Open ri-pandey opened 1 month ago
There are two potential directions this can go in:
In either option, scalability may become a problem. The machine that the Bioloop service APIs are currently hosted on currently offer 2 threads for processing.
In either case, we do want to retain secure_download code in the repo, so that the federated download architecture can be leveraged by open source consumers of Bioloop.
There is some work-in-progress for this on branch feature-323. I copied the /download/:id endpoint to Bioloop's /datasets
route, and mounted scadev's slate-scratch space to the Bioloop API container, so it can read and serve files from slate-scratch. Currently, this config downloads a static asset instead of the expected file.
Another consideration to keep in mind would be the upload API, which is also hosted within the secure_download container.

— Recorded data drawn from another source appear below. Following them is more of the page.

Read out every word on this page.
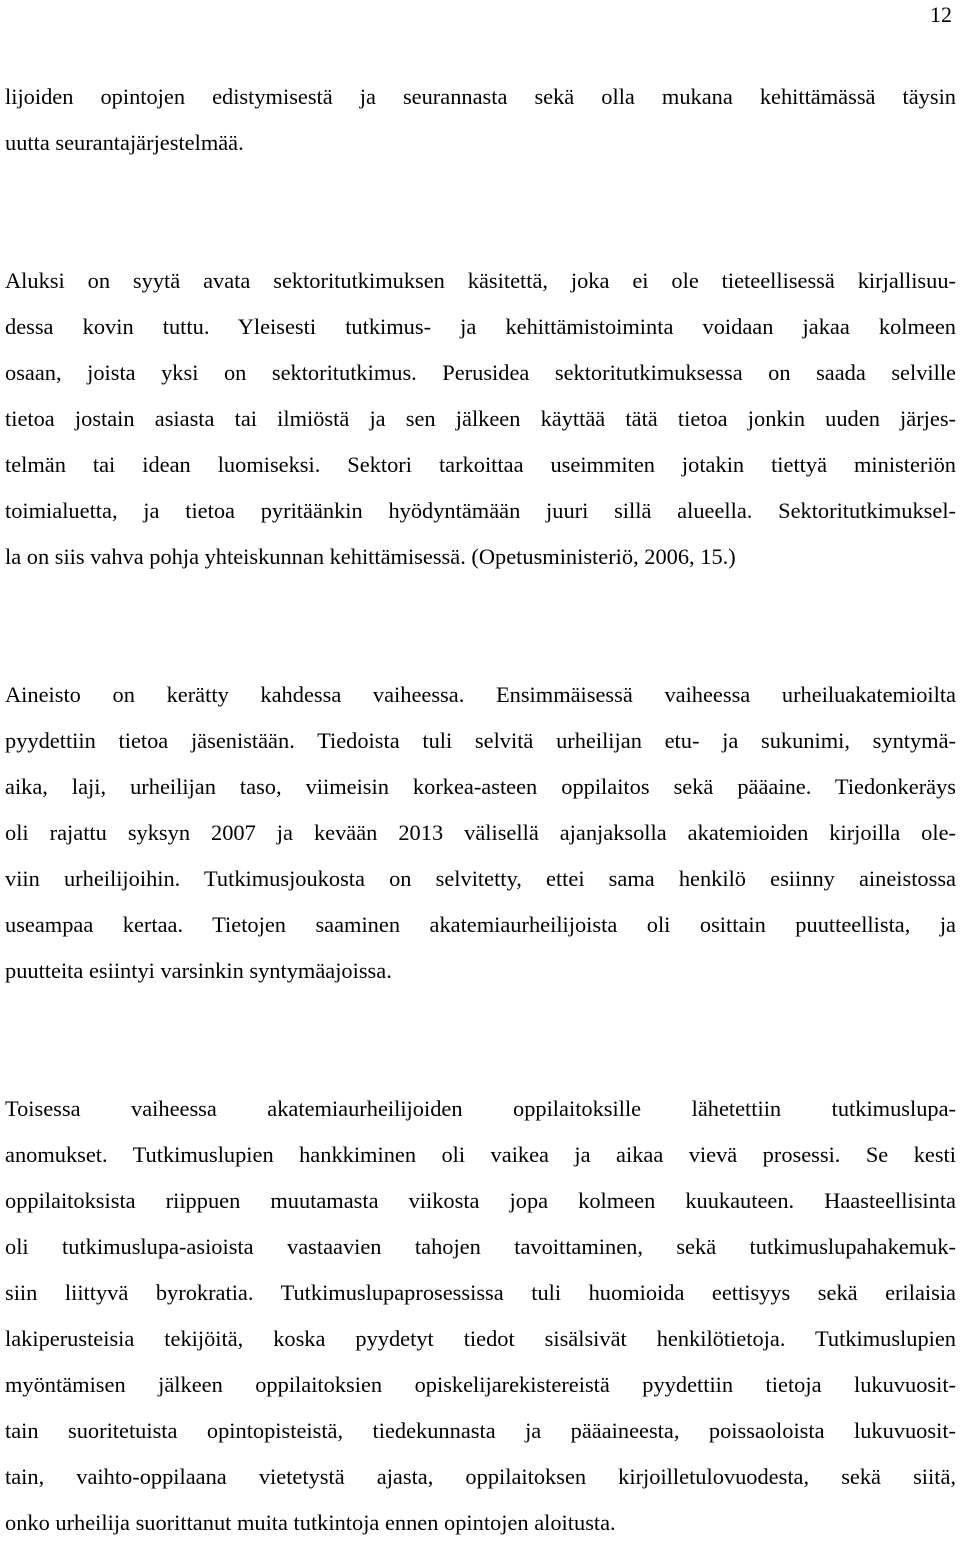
12
lijoiden opintojen edistymisestä ja seurannasta sekä olla mukana kehittämässä täysin
uutta seurantajärjestelmää.
Aluksi on syytä avata sektoritutkimuksen käsitettä, joka ei ole tieteellisessä kirjallisuu-
dessa kovin tuttu. Yleisesti tutkimus- ja kehittämistoiminta voidaan jakaa kolmeen
osaan, joista yksi on sektoritutkimus. Perusidea sektoritutkimuksessa on saada selville
tietoa jostain asiasta tai ilmiöstä ja sen jälkeen käyttää tätä tietoa jonkin uuden järjes-
telmän tai idean luomiseksi. Sektori tarkoittaa useimmiten jotakin tiettyä ministeriön
toimialuetta, ja tietoa pyritäänkin hyödyntämään juuri sillä alueella. Sektoritutkimuksel-
la on siis vahva pohja yhteiskunnan kehittämisessä. (Opetusministeriö, 2006, 15.)
Aineisto on kerätty kahdessa vaiheessa. Ensimmäisessä vaiheessa urheiluakatemioilta
pyydettiin tietoa jäsenistään. Tiedoista tuli selvitä urheilijan etu- ja sukunimi, syntymä-
aika, laji, urheilijan taso, viimeisin korkea-asteen oppilaitos sekä pääaine. Tiedonkeräys
oli rajattu syksyn 2007 ja kevään 2013 välisellä ajanjaksolla akatemioiden kirjoilla ole-
viin urheilijoihin. Tutkimusjoukosta on selvitetty, ettei sama henkilö esiinny aineistossa
useampaa kertaa. Tietojen saaminen akatemiaurheilijoista oli osittain puutteellista, ja
puutteita esiintyi varsinkin syntymäajoissa.
Toisessa vaiheessa akatemiaurheilijoiden oppilaitoksille lähetettiin tutkimuslupa-
anomukset. Tutkimuslupien hankkiminen oli vaikea ja aikaa vievä prosessi. Se kesti
oppilaitoksista riippuen muutamasta viikosta jopa kolmeen kuukauteen. Haasteellisinta
oli tutkimuslupa-asioista vastaavien tahojen tavoittaminen, sekä tutkimuslupahakemuk-
siin liittyvä byrokratia. Tutkimuslupaprosessissa tuli huomioida eettisyys sekä erilaisia
lakiperusteisia tekijöitä, koska pyydetyt tiedot sisälsivät henkilötietoja. Tutkimuslupien
myöntämisen jälkeen oppilaitoksien opiskelijarekistereistä pyydettiin tietoja lukuvuosit-
tain suoritetuista opintopisteistä, tiedekunnasta ja pääaineesta, poissaoloista lukuvuosit-
tain, vaihto-oppilaana vietetystä ajasta, oppilaitoksen kirjoilletulovuodesta, sekä siitä,
onko urheilija suorittanut muita tutkintoja ennen opintojen aloitusta.
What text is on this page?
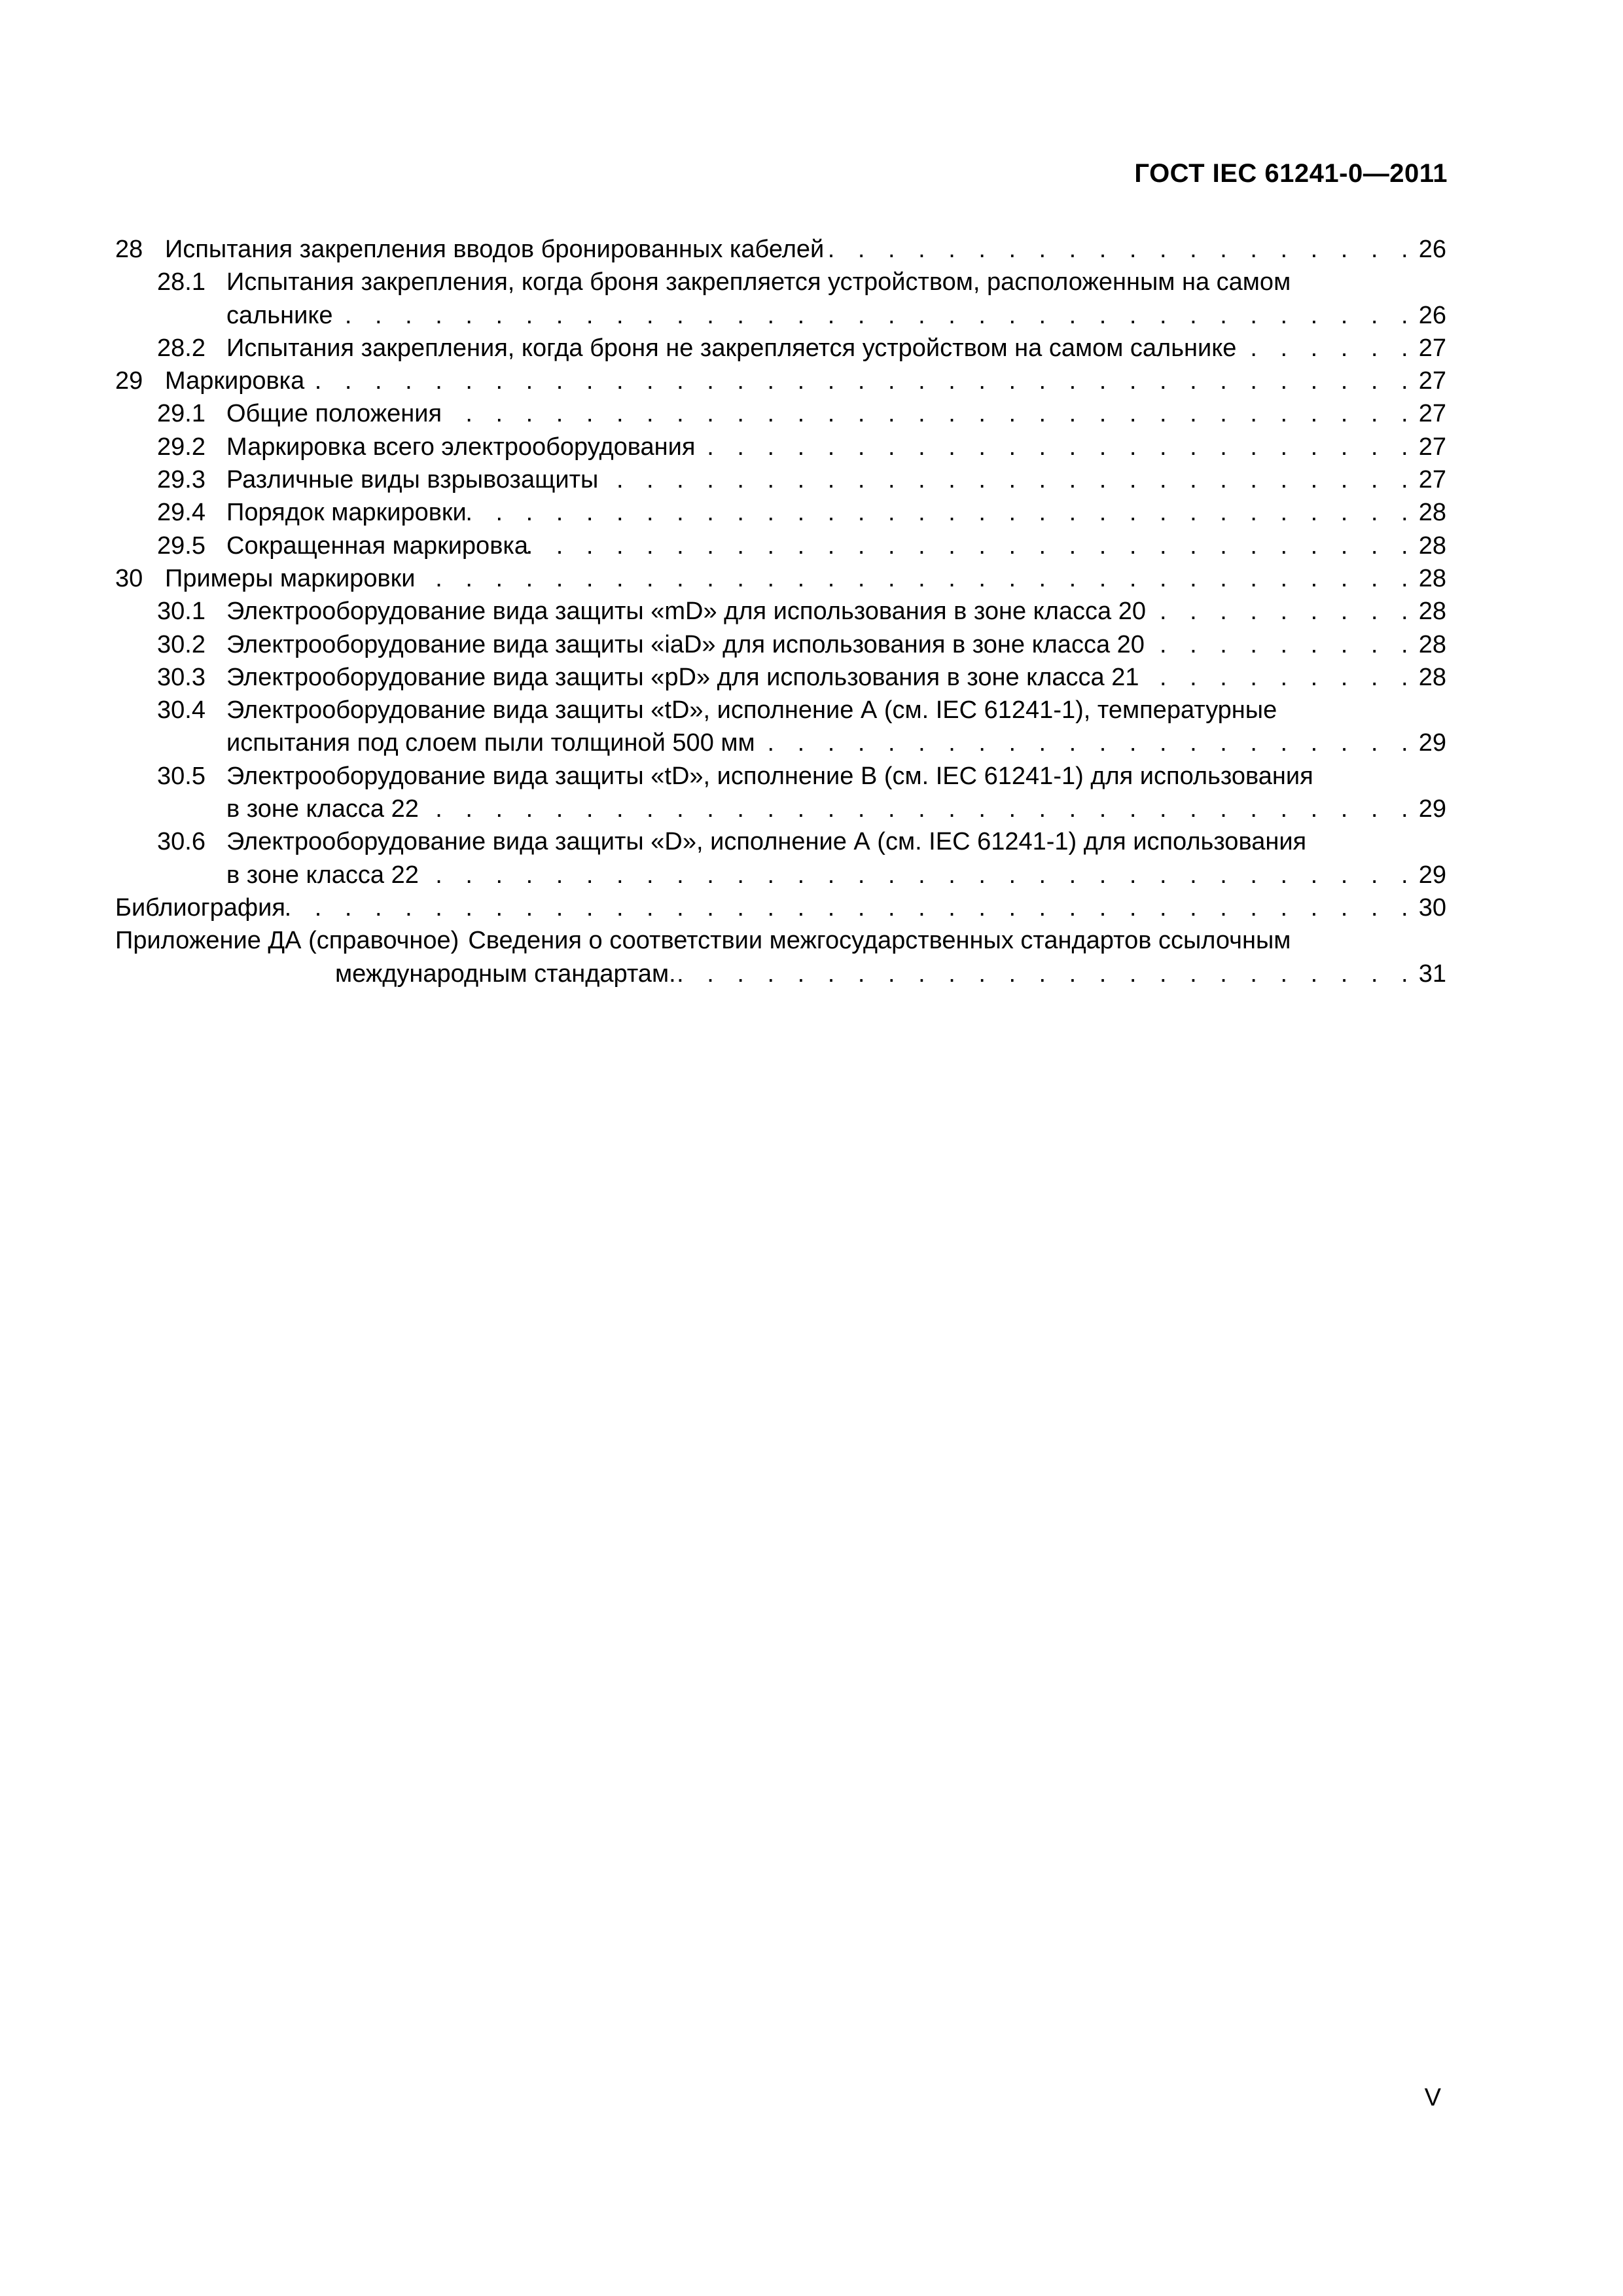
ГОСТ IEC 61241-0—2011
28 Испытания закрепления вводов бронированных кабелей . . .	26
28.1 Испытания закрепления, когда броня закрепляется устройством, расположенным на самом
сальнике . . .	26
28.2 Испытания закрепления, когда броня не закрепляется устройством на самом сальнике . . .	27
29 Маркировка . . .	27
29.1 Общие положения . . .	27
29.2 Маркировка всего электрооборудования . . .	27
29.3 Различные виды взрывозащиты . . .	27
29.4 Порядок маркировки . . .	28
29.5 Сокращенная маркировка . . .	28
30 Примеры маркировки . . .	28
30.1 Электрооборудование вида защиты «mD» для использования в зоне класса 20 . . .	28
30.2 Электрооборудование вида защиты «iaD» для использования в зоне класса 20 . . .	28
30.3 Электрооборудование вида защиты «pD» для использования в зоне класса 21 . . .	28
30.4 Электрооборудование вида защиты «tD», исполнение А (см. IEC 61241-1), температурные
испытания под слоем пыли толщиной 500 мм . . .	29
30.5 Электрооборудование вида защиты «tD», исполнение В (см. IEC 61241-1) для использования
в зоне класса 22 . . .	29
30.6 Электрооборудование вида защиты «D», исполнение А (см. IEC 61241-1) для использования
в зоне класса 22 . . .	29
Библиография . . .	30
Приложение ДА (справочное) Сведения о соответствии межгосударственных стандартов ссылочным
международным стандартам. . . .	31
V
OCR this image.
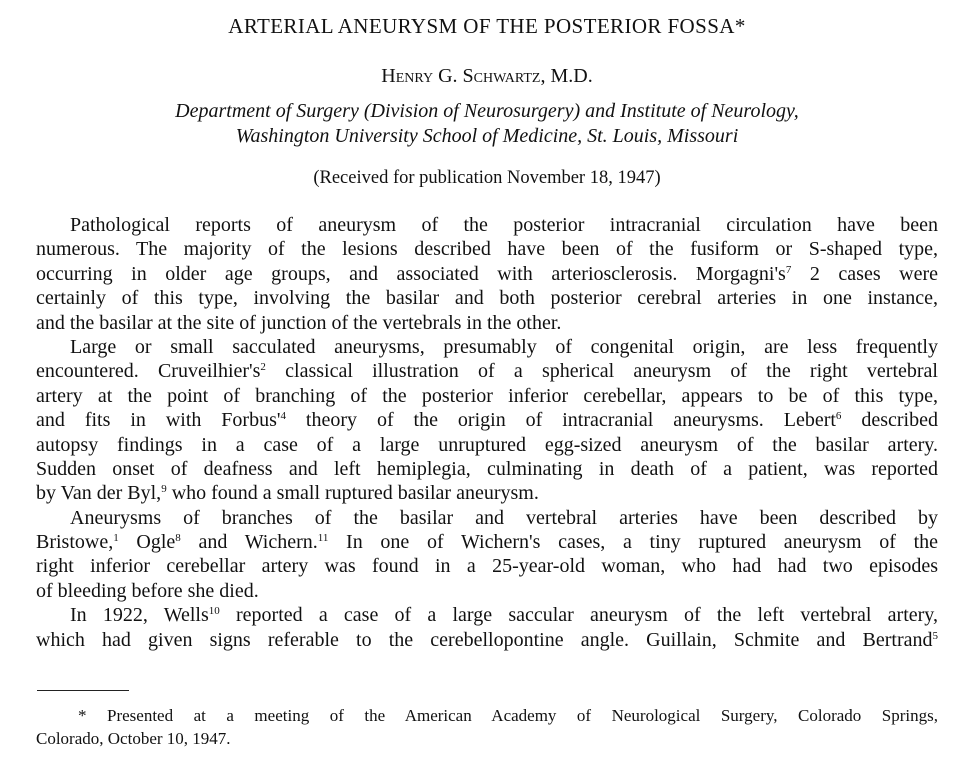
ARTERIAL ANEURYSM OF THE POSTERIOR FOSSA*
Henry G. Schwartz, M.D.
Department of Surgery (Division of Neurosurgery) and Institute of Neurology,
Washington University School of Medicine, St. Louis, Missouri
(Received for publication November 18, 1947)
Pathological reports of aneurysm of the posterior intracranial circulation have been
numerous. The majority of the lesions described have been of the fusiform or S-shaped type,
occurring in older age groups, and associated with arteriosclerosis. $Morgagni's^7$ 2 cases were
certainly of this type, involving the basilar and both posterior cerebral arteries in one instance,
and the basilar at the site of junction of the vertebrals in the other.
Large or small sacculated aneurysms, presumably of congenital origin, are less frequently
encountered. $Cruveilhier's^2$ classical illustration of a spherical aneurysm of the right vertebral
artery at the point of branching of the posterior inferior cerebellar, appears to be of this type,
and fits in with $Forbus'^4$ theory of the origin of intracranial aneurysms. Lebert$^6$ described
autopsy findings in a case of a large unruptured egg-sized aneurysm of the basilar artery.
Sudden onset of deafness and left hemiplegia, culminating in death of a patient, was reported
by Van der Byl,$^9$ who found a small ruptured basilar aneurysm.
Aneurysms of branches of the basilar and vertebral arteries have been described by
Bristowe,$^1$ Ogle$^8$ and Wichern.$^{11}$ In one of Wichern's cases, a tiny ruptured aneurysm of the
right inferior cerebellar artery was found in a 25-year-old woman, who had had two episodes
of bleeding before she died.
In 1922, Wells$^{10}$ reported a case of a large saccular aneurysm of the left vertebral artery,
which had given signs referable to the cerebellopontine angle. Guillain, Schmite and Bertrand$^5$
* Presented at a meeting of the American Academy of Neurological Surgery, Colorado Springs,
Colorado, October 10, 1947.
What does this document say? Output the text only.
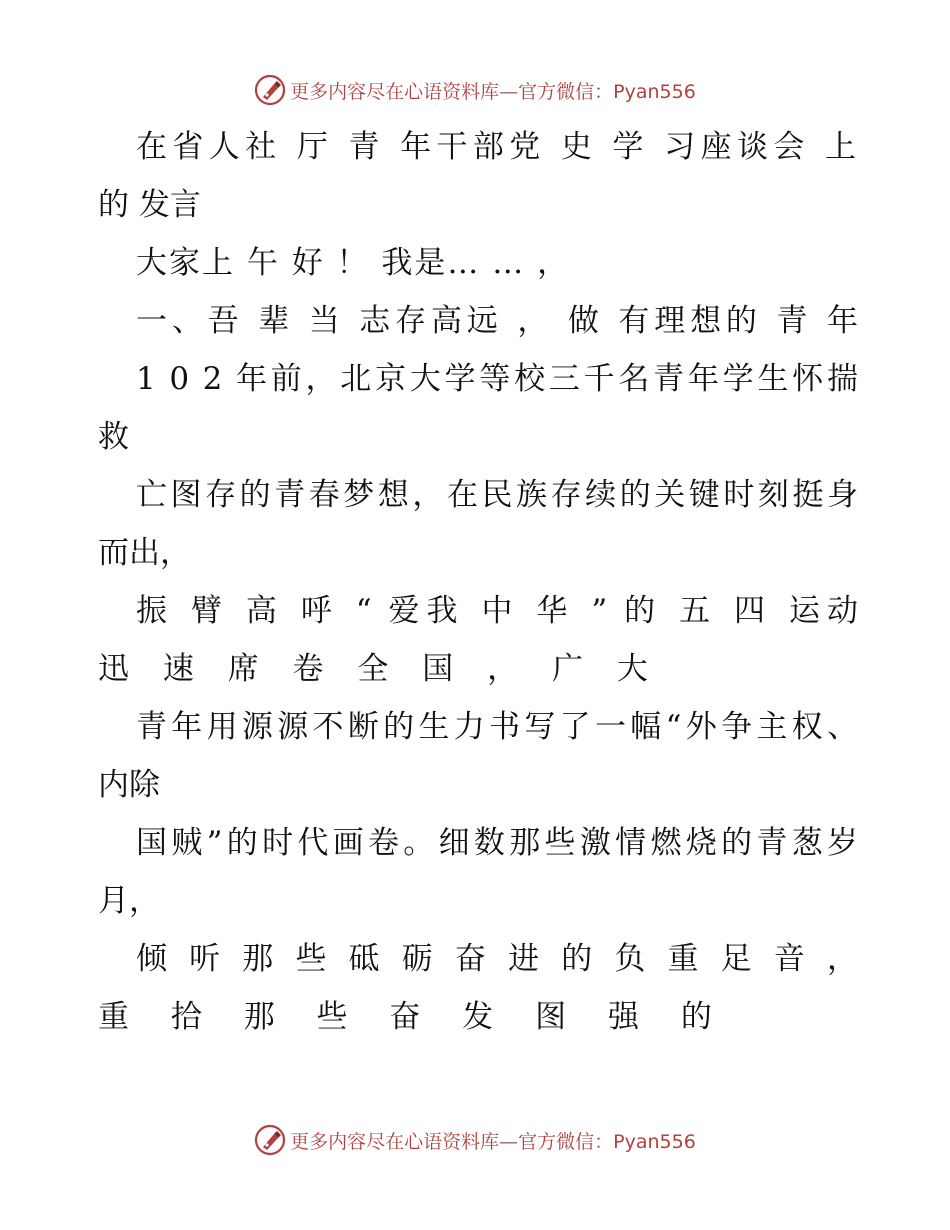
更多内容尽在心语资料库—官方微信：Pyan556
在省人社 厅 青 年干部党 史 学 习座谈会 上
的 发言
大家上 午 好 ！ 我是… … ，
一、吾 辈 当 志存高远 ， 做 有理想的 青 年
1 0 2 年前，北京大学等校三千名青年学生怀揣
救
亡图存的青春梦想，在民族存续的关键时刻挺身
而出，
振 臂 高 呼 “ 爱我 中 华 ” 的 五 四 运动
迅 速 席 卷 全 国 ， 广 大
青年用源源不断的生力书写了一幅“外争主权、
内除
国贼”的时代画卷。细数那些激情燃烧的青葱岁
月，
倾 听 那 些 砥 砺 奋 进 的 负 重 足 音 ，
重 拾 那 些 奋 发 图 强 的
更多内容尽在心语资料库—官方微信：Pyan556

From my efforts so far, it seems unlikely that we will be able to implement the upload API in the secure_download container. The reason for this is that the slate-scratch filesystem is mounted onto the Bioloop service host via a SMB mount. To enable uploading files via the Bioloop API instead of the secure_download API, this SMB-mounted filesystem will need to be further mounted into the Bioloop API docker container via a bind mount. While this works for reading data from slate-scratch, writing data to slate-scratch is not performant enough via this strategy. So, the uploads will be awfully slow if we take this route.
In either case, both the download and upload APIs should continue to be a part of secure_download for the benefit of open source consumers of Bioloop.
The integration between Bioloop API and secure_download API is explained here: https://github.com/IUSCA/bioloop/blob/99-dataset-upload-2/docs/upload.md?plain=1#L64
Note that the upload API is not a part of the Production secure_download at this point.
Currently, secure_download API routes are deployed in a separate docker container, which is not part of the application's docker containers (ui, api, postgres, etc.). Hence, to make API requests to secure_download, the Slate-scratch filesystem has to be mounted to the secure_download docker container, and we have to add an additional Bearer token before the API request to secure_download can be made.
Now that Slate-Scratch is available on the Bioloop service host via samba mounts, this architecture can be simplified. We can use the mounted filesystem to make upload/download requests to the core Bioloop API directly.
We will still want to retain the download API within secure_download so open source consumers of Bioloop can leverage that federated architecture.